The greeting "A merry Christmas and a happy New Year" is recorded from the early 18th century; however, the history of the carol itself has yet to be clarified at the moment. Its origin probably lies in the English tradition wherein wealthy people of the community gave Christmas treats to carolers on Christmas Eve, such as "figgy pudding" that was very much like modern-day Christmas puddings; in the West Country of England, "figgy pudding" referred to a raisin or plum pudding, not necessarily one containing figs.
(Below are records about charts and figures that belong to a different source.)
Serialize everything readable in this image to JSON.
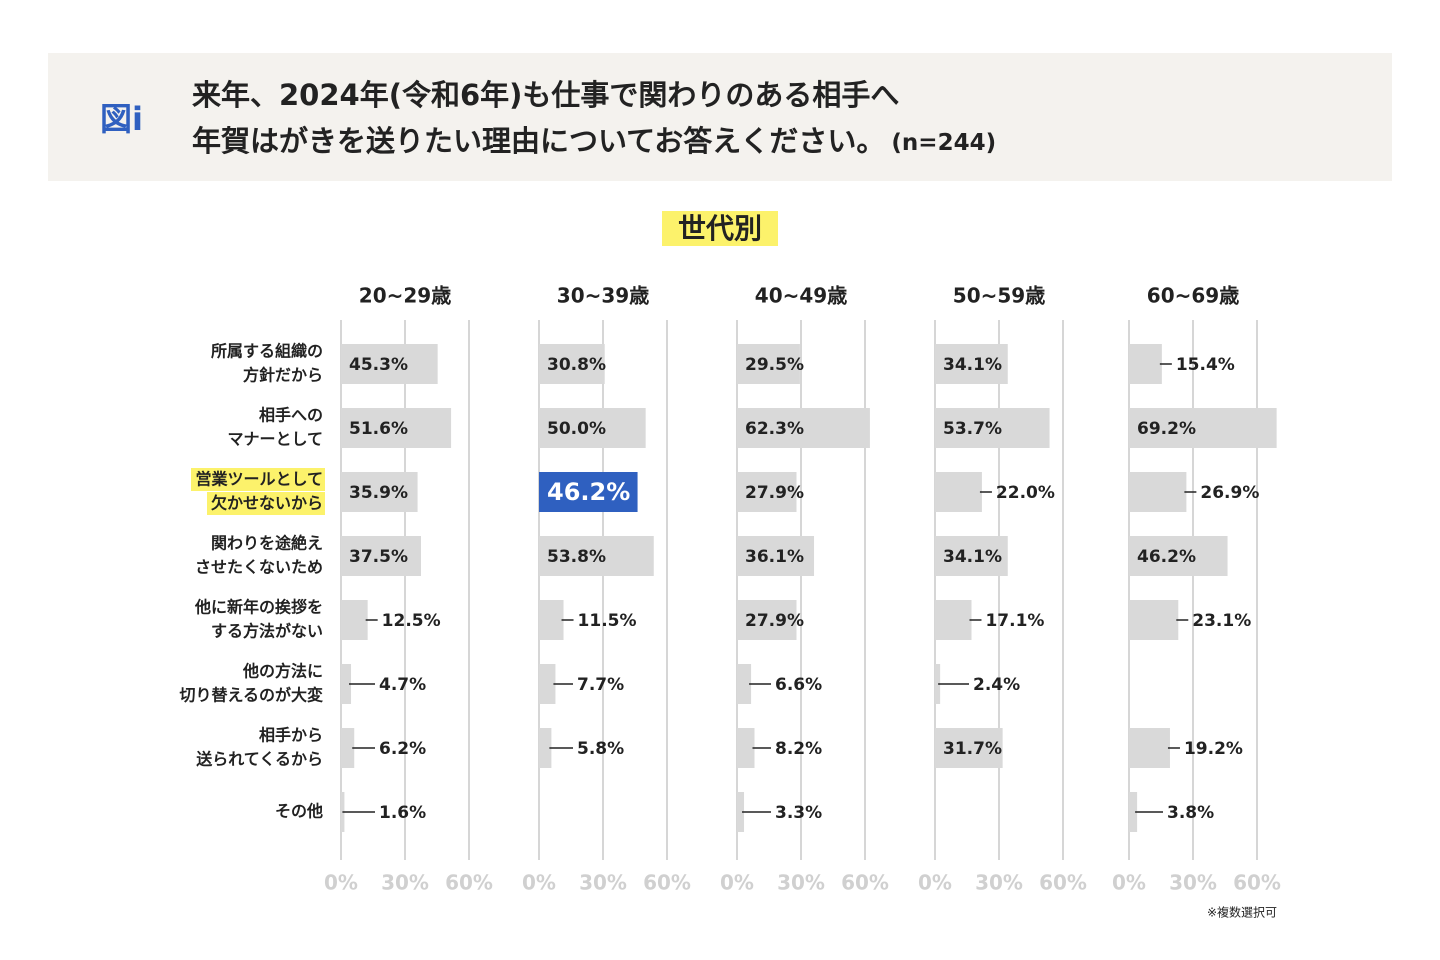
{
  "header": {
    "badge": "図i",
    "title_line1": "来年、2024年(令和6年)も仕事で関わりのある相手へ",
    "title_line2": "年賀はがきを送りたい理由についてお答えください。",
    "n": "(n=244)"
  },
  "subtitle": "世代別",
  "categories": [
    [
      "所属する組織の",
      "方針だから"
    ],
    [
      "相手への",
      "マナーとして"
    ],
    [
      "営業ツールとして",
      "欠かせないから"
    ],
    [
      "関わりを途絶え",
      "させたくないため"
    ],
    [
      "他に新年の挨拶を",
      "する方法がない"
    ],
    [
      "他の方法に",
      "切り替えるのが大変"
    ],
    [
      "相手から",
      "送られてくるから"
    ],
    [
      "その他"
    ]
  ],
  "highlight_category": 2,
  "highlight_category_color": "#fcf26b",
  "note": "※複数選択可",
  "chart_data": [
    {
      "type": "bar",
      "title": "20~29歳",
      "color": "#d9d9d9",
      "values": [
        45.3,
        51.6,
        35.9,
        37.5,
        12.5,
        4.7,
        6.2,
        1.6
      ],
      "value_labels": [
        "45.3%",
        "51.6%",
        "35.9%",
        "37.5%",
        "12.5%",
        "4.7%",
        "6.2%",
        "1.6%"
      ],
      "xlim": [
        0,
        60
      ],
      "xticks": [
        {
          "value": 0,
          "label": "0%"
        },
        {
          "value": 30,
          "label": "30%"
        },
        {
          "value": 60,
          "label": "60%"
        }
      ],
      "grid": true
    },
    {
      "type": "bar",
      "title": "30~39歳",
      "color": "#d9d9d9",
      "highlight_index": 2,
      "highlight_color": "#2f60c0",
      "values": [
        30.8,
        50.0,
        46.2,
        53.8,
        11.5,
        7.7,
        5.8,
        null
      ],
      "value_labels": [
        "30.8%",
        "50.0%",
        "46.2%",
        "53.8%",
        "11.5%",
        "7.7%",
        "5.8%",
        null
      ],
      "xlim": [
        0,
        60
      ],
      "xticks": [
        {
          "value": 0,
          "label": "0%"
        },
        {
          "value": 30,
          "label": "30%"
        },
        {
          "value": 60,
          "label": "60%"
        }
      ],
      "grid": true
    },
    {
      "type": "bar",
      "title": "40~49歳",
      "color": "#d9d9d9",
      "values": [
        29.5,
        62.3,
        27.9,
        36.1,
        27.9,
        6.6,
        8.2,
        3.3
      ],
      "value_labels": [
        "29.5%",
        "62.3%",
        "27.9%",
        "36.1%",
        "27.9%",
        "6.6%",
        "8.2%",
        "3.3%"
      ],
      "xlim": [
        0,
        60
      ],
      "xticks": [
        {
          "value": 0,
          "label": "0%"
        },
        {
          "value": 30,
          "label": "30%"
        },
        {
          "value": 60,
          "label": "60%"
        }
      ],
      "grid": true
    },
    {
      "type": "bar",
      "title": "50~59歳",
      "color": "#d9d9d9",
      "values": [
        34.1,
        53.7,
        22.0,
        34.1,
        17.1,
        2.4,
        31.7,
        null
      ],
      "value_labels": [
        "34.1%",
        "53.7%",
        "22.0%",
        "34.1%",
        "17.1%",
        "2.4%",
        "31.7%",
        null
      ],
      "xlim": [
        0,
        60
      ],
      "xticks": [
        {
          "value": 0,
          "label": "0%"
        },
        {
          "value": 30,
          "label": "30%"
        },
        {
          "value": 60,
          "label": "60%"
        }
      ],
      "grid": true
    },
    {
      "type": "bar",
      "title": "60~69歳",
      "color": "#d9d9d9",
      "values": [
        15.4,
        69.2,
        26.9,
        46.2,
        23.1,
        null,
        19.2,
        3.8
      ],
      "value_labels": [
        "15.4%",
        "69.2%",
        "26.9%",
        "46.2%",
        "23.1%",
        null,
        "19.2%",
        "3.8%"
      ],
      "xlim": [
        0,
        60
      ],
      "xticks": [
        {
          "value": 0,
          "label": "0%"
        },
        {
          "value": 30,
          "label": "30%"
        },
        {
          "value": 60,
          "label": "60%"
        }
      ],
      "grid": true
    }
  ]
}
In the famous version of the song, the singer demands figgy pudding from the audience, threatening to not "go until we get some."
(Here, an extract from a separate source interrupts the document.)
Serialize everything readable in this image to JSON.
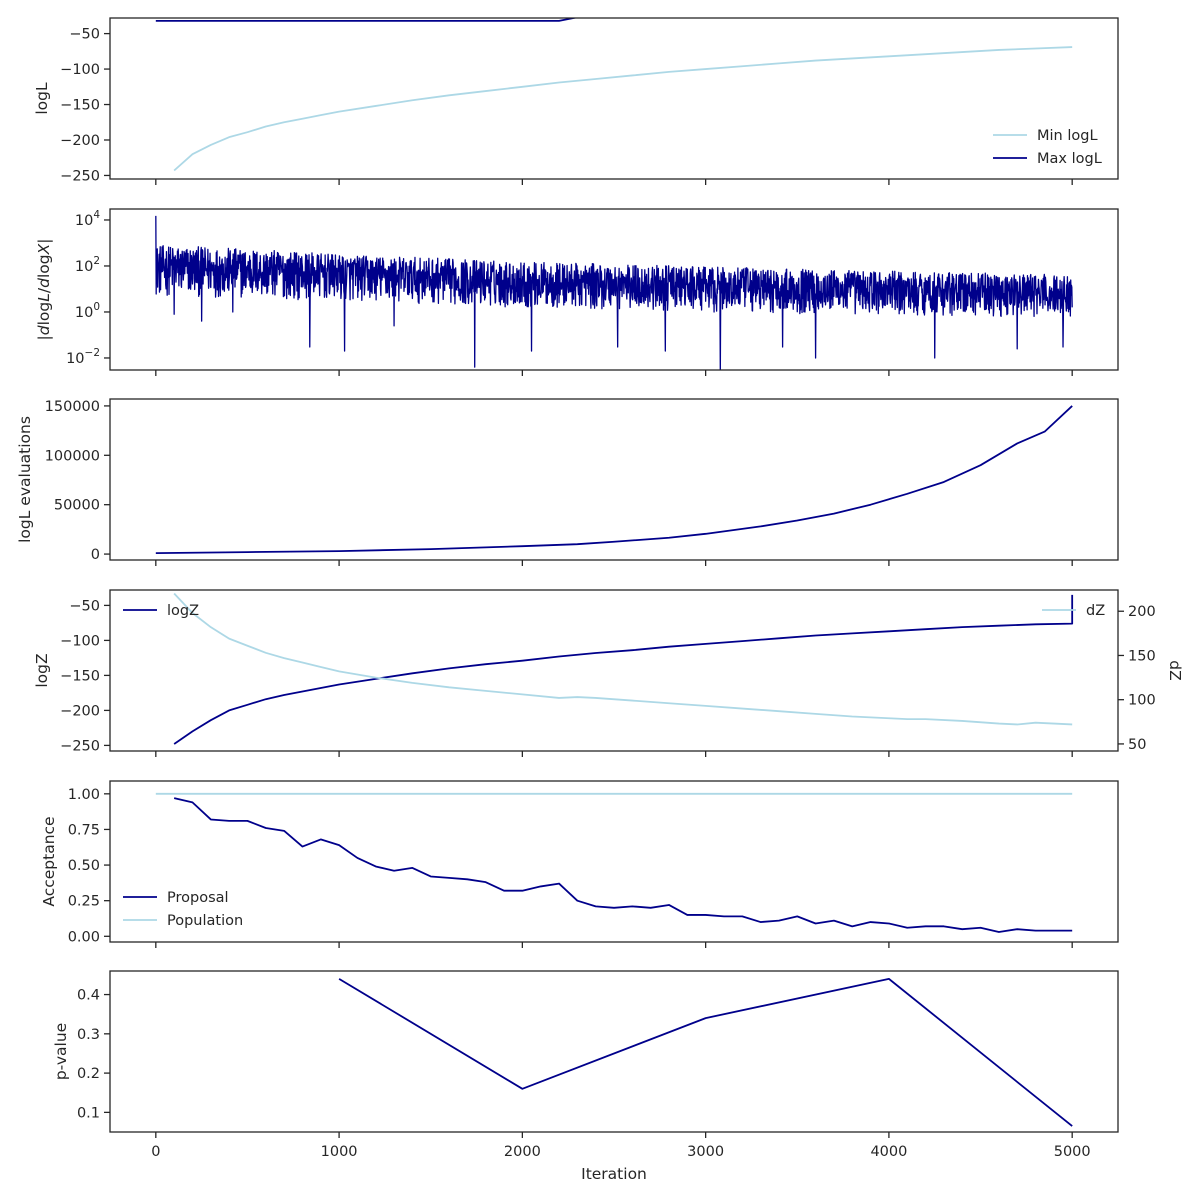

The song is absent from the collections of West-countrymen Davies Gilbert (1822 and 1823) and William Sandys (1833), as well as from the great anthologies of Sylvester (1861) and Husk (1864), and The Oxford Book of Carols (1928). In the comprehensive New Oxford Book of Carols (1992), editors Hugh Keyte and Andrew Parrott describe it as "English traditional" and "[t]he remnant of an envoie much used by wassailers and other luck visitors"; no source or date is given. The famous version of the song was completely unknown outside the West Country before Arthur Warrell popularised it.

=="Cellar full of beer" variant==
A closely related verse, dating from the 1830s, runs:
We wish you a merry Christmas
And a happy new year;
A pocket full of money,
And a cellar full of beer.

It was sung by mummers – townsfolk who would go about singing from door to door to request gifts. An example is given in the short story The Christmas Mummers (1858) by Charlotte Yonge:
When at last they were all ready, off they marched, with all the little boys and girls running behind them; and went straight to Farmer Buller’s door, where they knew they should find a welcome. They all stood in a row, and began to sing as loud as they were able:
I wish you a merry Christmas
And a happy New Year,
A pantryful of good roast-beef,
And barrels full of beer.

 After they are allowed in and perform a Mummers play, the boys are served beer by the farmer's maid.

Various sources place this version of the song in different parts of England during the nineteenth century. Several versions survived into the twentieth century and were recorded by folk song collectors in England, such as those of George Dunn and Mary Evans of Quarry Bank, Staffordshire (both recorded in 1971), as well as Miss J. Howman of Stow-on-the-Wold, Gloucestershire (1966), all of which are publicly available online courtesy of the Vaughan Williams Memorial Library. These versions use completely different tunes to the now famous West Country variant.